The challenge for the PV industry going forward, argued Brian Murphy, founder of Fulcrum Technologies, is excess capacity, which now is almost equal to demand. He presented data indicating that at the end of 2009 there will be ~20GW (PV) installed worldwide, approximately one-third of which were installed in 2008. In 2009, about one-fourth of all PV will be installed, and next year, approximately one-fourth to one-third of the total global installed base (at that time) will be installed.

Market predictions are very difficult because the industry is in a nascent stage and has not stabilized, Murphy observed. His recipe for survival includes cost control (e.g., operations, module efficiency, and bill of materials), risk management (product reliability, bankability, and warrantability), and scalability (low capex, raw materials, and the factory/operations template). “This is a cleansing opportunity for the industry, for the true strong companies to wise up, form partnerships, survive, and move forward to take this industry to where we all know it can be — a large, global, multinational industry that can truly have companies making profits,” he said.

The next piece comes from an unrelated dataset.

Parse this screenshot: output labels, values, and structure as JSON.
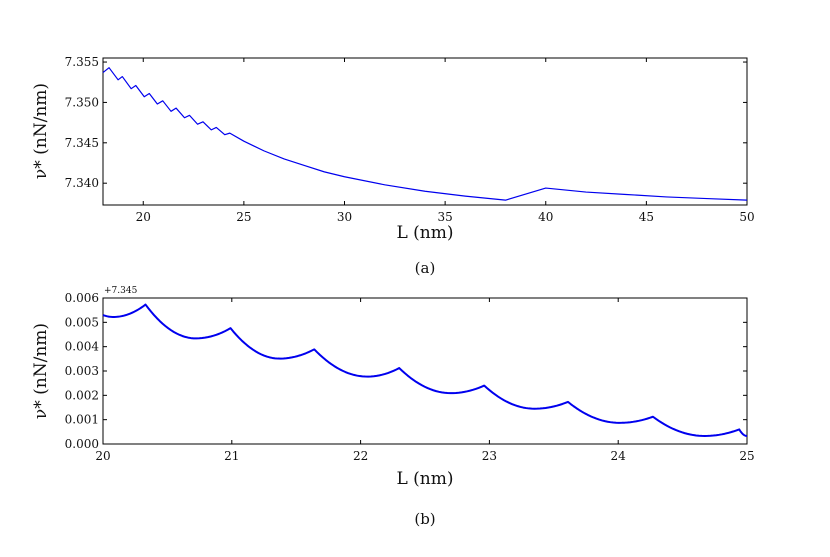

In closing his talk, he suggested a number of key areas of focus for the thin-film PV sector (including equipment suppliers, raw materials suppliers, and module manufacturers) for 2010 and beyond: consolidation (as has occurred in the wind industry); relentless pursuit of decreasing costs, including those for balance of system (BOS); standardization within and across technologies; and “cradle-to-cradle” environmental responsibility, i.e., making the PV industry double-green.